If possible, the defendant in this case should have called other passengers of his car to testify that he was not the driver.
It should be noted that one judge filed a concurring opinion. He wrote that he would have dismissed the case without even getting to the merits because Shorter failed to object to the sufficiency of the evidence at trial, preserving the appealable issue. This lesson should not be lost. Make sure you object timely and properly preserve your objections. In this case, the appeal was filed using a Statement of Facts and not a trial transcript. Never, never, never go to trial on a DUI in Circuit Court without hiring a court reporter to make a transcript. It is too easy to fall into a procedural default trap when you have to cobble together a Statement of Facts after the trial.
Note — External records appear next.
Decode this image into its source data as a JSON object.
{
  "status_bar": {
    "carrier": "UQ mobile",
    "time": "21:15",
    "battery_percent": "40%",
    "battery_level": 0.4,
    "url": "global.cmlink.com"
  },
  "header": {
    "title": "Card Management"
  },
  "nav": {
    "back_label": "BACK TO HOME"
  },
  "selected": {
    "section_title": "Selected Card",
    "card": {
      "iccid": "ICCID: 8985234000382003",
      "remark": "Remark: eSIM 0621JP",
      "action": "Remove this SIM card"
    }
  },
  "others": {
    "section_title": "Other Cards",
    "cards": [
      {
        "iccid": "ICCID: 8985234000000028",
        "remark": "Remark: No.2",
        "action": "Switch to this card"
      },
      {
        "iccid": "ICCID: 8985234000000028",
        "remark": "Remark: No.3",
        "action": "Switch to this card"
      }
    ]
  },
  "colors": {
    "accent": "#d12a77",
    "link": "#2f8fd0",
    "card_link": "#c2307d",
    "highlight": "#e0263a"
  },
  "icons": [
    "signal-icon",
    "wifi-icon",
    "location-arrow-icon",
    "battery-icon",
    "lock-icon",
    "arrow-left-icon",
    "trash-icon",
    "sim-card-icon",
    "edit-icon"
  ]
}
Make Sure to Name the Right Appellee
by PowerAdvo on 16. Sep, 2010 in Uncategorized
Woody v. County of Amherst – This case is a (hard) lesson on making certain you name the correct party in your appeal. This appeal of a DUI conviction was dismissed on procedural grounds, twice, without a hearing on the merits. The prosecution was conducted under the county’s DUI ordinances and not the state’s DUI laws. (In Virginia, localities can adopt state DUI laws by reference — doing so lets them keep the fine money). The Notice of Appeal was filed as “Commonwealth v. Woody” and not “Woody v. Amherst County.” As a result, the Court of Appeals refused to hear the merits of the case in 2008, holding that it wasn’t given jurisdiction over the County due to this misnomer. Woody didn’t give up. On this second attempt to have the Court hear the merits of the case, Woody argued that he correctly named the correct appellee — the County — on an appeal of the Circuit Court order clarifying the prosecuting authority. The Court held, however, that the clarifying order was not itself appealable because it just fixed a clerical error. Wow — be careful to name the correct appellee! This mistake is an easy one to make because, in many localities, the court is the same, the judge is the same, the prosecutor is the same, and the law is (substantively) the same.